Perché piegare la
schiena
di fronte all'assalto fondamentalista?
Un editoriale di Angelo Panebianco dal Corriere della Sera di
martedì 21 febbraio 2006
Bisognava aspettare che
parlasse Benedetto XVI per sentire le parole ferme e chiare che i
timorosi leader politici europei non sanno pronunciare. Il Papa ha
deplorato la mancanza di rispetto per i simboli religiosi, ma ha anche
dichiarato totalmente inaccettabile la violenza in nome della fede.

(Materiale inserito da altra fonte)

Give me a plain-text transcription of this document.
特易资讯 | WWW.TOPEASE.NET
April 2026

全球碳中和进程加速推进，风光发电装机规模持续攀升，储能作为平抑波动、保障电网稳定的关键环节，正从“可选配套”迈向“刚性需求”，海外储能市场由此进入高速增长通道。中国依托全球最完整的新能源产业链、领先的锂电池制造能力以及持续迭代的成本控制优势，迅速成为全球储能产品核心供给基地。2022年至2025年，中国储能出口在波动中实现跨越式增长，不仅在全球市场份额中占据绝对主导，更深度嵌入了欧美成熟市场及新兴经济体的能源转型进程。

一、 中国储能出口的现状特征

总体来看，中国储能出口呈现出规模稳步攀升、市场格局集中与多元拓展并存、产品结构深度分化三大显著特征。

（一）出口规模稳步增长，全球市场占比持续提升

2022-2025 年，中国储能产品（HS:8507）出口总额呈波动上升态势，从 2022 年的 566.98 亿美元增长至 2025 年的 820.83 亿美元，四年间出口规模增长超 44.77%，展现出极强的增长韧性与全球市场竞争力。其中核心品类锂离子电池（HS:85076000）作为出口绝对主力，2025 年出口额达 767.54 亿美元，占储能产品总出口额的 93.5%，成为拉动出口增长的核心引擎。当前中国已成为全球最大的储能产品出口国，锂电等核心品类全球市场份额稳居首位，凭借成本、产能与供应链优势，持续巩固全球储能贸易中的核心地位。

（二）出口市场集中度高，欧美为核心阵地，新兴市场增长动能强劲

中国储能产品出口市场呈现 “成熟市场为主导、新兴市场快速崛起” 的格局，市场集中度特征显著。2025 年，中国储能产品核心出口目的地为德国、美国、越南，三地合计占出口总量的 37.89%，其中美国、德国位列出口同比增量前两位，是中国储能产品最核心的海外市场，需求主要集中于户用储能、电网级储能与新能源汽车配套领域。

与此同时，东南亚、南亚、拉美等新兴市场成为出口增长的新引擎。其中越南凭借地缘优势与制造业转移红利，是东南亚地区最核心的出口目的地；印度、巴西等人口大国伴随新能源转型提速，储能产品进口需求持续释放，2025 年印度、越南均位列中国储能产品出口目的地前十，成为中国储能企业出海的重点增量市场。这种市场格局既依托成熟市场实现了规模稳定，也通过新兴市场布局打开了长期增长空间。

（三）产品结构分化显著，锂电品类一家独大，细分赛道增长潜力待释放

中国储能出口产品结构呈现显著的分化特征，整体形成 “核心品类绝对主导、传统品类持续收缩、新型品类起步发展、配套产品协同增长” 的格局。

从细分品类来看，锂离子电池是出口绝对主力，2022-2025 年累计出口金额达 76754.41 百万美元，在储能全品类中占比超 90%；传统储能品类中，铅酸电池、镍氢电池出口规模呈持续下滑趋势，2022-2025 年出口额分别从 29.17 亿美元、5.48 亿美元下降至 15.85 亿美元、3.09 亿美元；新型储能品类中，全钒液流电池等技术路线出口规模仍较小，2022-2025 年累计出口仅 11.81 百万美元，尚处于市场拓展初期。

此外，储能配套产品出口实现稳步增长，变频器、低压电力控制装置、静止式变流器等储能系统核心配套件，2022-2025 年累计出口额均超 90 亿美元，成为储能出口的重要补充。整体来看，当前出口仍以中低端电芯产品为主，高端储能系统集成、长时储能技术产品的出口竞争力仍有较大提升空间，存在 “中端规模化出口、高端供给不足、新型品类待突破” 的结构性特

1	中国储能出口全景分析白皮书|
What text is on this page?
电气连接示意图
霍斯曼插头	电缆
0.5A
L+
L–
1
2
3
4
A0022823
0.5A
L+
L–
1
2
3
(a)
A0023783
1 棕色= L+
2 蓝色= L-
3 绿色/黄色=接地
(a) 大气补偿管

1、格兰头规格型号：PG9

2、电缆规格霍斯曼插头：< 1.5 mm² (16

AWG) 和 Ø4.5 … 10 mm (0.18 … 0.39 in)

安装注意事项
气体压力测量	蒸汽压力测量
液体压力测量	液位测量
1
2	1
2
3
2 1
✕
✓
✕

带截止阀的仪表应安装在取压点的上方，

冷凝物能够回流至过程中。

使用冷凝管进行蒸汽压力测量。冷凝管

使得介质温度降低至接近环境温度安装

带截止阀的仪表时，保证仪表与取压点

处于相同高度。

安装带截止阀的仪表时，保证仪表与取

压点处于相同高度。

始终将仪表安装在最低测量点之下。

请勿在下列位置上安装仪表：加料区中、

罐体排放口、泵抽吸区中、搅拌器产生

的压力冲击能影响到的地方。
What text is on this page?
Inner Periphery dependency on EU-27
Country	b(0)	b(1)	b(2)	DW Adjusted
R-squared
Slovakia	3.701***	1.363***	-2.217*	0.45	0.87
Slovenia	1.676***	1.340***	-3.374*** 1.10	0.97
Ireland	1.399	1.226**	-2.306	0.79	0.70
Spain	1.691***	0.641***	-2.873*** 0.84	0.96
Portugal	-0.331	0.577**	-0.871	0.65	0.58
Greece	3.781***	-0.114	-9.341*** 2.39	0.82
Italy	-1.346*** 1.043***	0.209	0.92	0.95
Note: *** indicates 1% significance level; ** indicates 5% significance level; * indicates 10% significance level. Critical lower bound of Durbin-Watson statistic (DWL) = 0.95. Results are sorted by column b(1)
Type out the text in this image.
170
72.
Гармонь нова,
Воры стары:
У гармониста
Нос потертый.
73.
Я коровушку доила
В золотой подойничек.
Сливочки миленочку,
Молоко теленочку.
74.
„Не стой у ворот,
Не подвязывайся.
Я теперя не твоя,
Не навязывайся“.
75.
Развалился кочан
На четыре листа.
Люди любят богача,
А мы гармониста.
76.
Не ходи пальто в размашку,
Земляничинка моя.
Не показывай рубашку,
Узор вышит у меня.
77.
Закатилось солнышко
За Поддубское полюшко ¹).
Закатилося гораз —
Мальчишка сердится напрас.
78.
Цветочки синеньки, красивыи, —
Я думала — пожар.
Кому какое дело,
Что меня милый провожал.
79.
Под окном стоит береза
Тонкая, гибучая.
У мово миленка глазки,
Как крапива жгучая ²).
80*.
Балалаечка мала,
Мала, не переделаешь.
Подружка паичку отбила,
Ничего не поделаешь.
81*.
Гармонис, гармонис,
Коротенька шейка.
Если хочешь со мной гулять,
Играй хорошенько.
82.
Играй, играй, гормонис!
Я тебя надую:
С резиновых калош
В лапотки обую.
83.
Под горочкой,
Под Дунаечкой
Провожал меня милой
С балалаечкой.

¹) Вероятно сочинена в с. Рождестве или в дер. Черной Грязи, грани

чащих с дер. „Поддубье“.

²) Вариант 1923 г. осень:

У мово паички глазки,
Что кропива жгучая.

Confrontate le parole del Papa con l'inerzia delle capitali europee di
fronte alla selvaggia violenza scatenata nel mondo islamico col pretesto
delle vignette satiriche. Sarebbe questa la «potenza civile», quella
che, secondo certi involontari umoristi, avrebbe dovuto, niente meno,
«bilanciare» la potenza americana, e imporre la propria autonoma
influenza sui destini del mondo? Assalti alle ambasciate europee anche
nei Paesi ove niente avviene se i tiranni non lo ordinano, l'uccisione
di un sacerdote cattolico, i cristiani trucidati in Nigeria, gli assalti
alle chiese in Pakistan, le manifestazioni antioccidentali dette
«spontanee», organizzate da religiosi estremisti ovunque. E l'Europa
sa solo balbettare «ci vuole il dialogo».
Quando il regime siriano ordinò l'assalto alle ambasciate danese e
norvegese, quando una squadraccia assaltò la sede dell'Unione europea
in Palestina, l'Europa non reagì sentendosi colpita tutta, non reagì
contro quegli atti di guerra chiarendo che non se ne sarebbero tollerati
altri. Ogni giorno che passa l'Europa (come ha scritto Galli della
Loggia su questo giornale) trasmette il senso della propria nullità
politica e manda un chiaro messaggio a quel vasto mondo fondamentalista,
di cui il terrorismo jihadista è l'appendice armata: potete esercitare
contro di noi qualunque prepotenza avendo la certezza che noi cederemo.
D'accordo, sono fanatici, pericolosissimi, e ci fanno paura. Ma non è
mai accaduto nella storia che si subisse la prepotenza altrui senza
ricavarne grandi disgrazie.
Non si è sentito neanche un leader europeo di peso, da quando è
cominciata l'orchestrata sollevazione contro le vignette, dire al mondo
islamico quanto andava detto, ossia che quelle vignette erano di pessimo
gusto, ma anche che il cattivo gusto è un prezzo che noi paghiamo per
la libertà, e che essi non devono osare mettersi contro le nostre
libertà. Non si è sentito un leader europeo, ad esempio, dire ai
governanti musulmani che pretendiamo che si dissocino da quei fanatici
pronti a pagare a peso d'oro l'assassinio dei disegnatori danesi.
La vicenda italiana è parte di questa latitanza europea. Ha ben detto
Magdi Allam sul Corriere
di ieri: va bene che Calderoli venga licenziato ma non per ordine di
Gheddafi. Ma sia da parte del premier che da parte del suo oppositore
Prodi, abbiamo sentito parole di eccessiva comprensione per il tiranno
di Tripoli. Somiglia alla sindrome di Stoccolma. La stessa che vediamo
in azione nei tribunali che non riescono a colpire i jihadisti (e non si
è capito se sono sbagliate le leggi o le prassi giudiziarie). La stessa
che dopo l'11 settembre ha spinto tanti a prendersela con Oriana Fallaci
piuttosto che con i fondamentalisti (la prima non fa paura, i secondi
sì). La stessa che ci fa scandalizzare più per ogni pagliuzza nei
nostri occhi che per le travi negli occhi loro.
Tenere la schiena dritta quando altri ti scatenano addosso una guerra di
civiltà che non avresti mai voluto combattere è difficile. Ma piegare
la schiena significa la rovina sicura.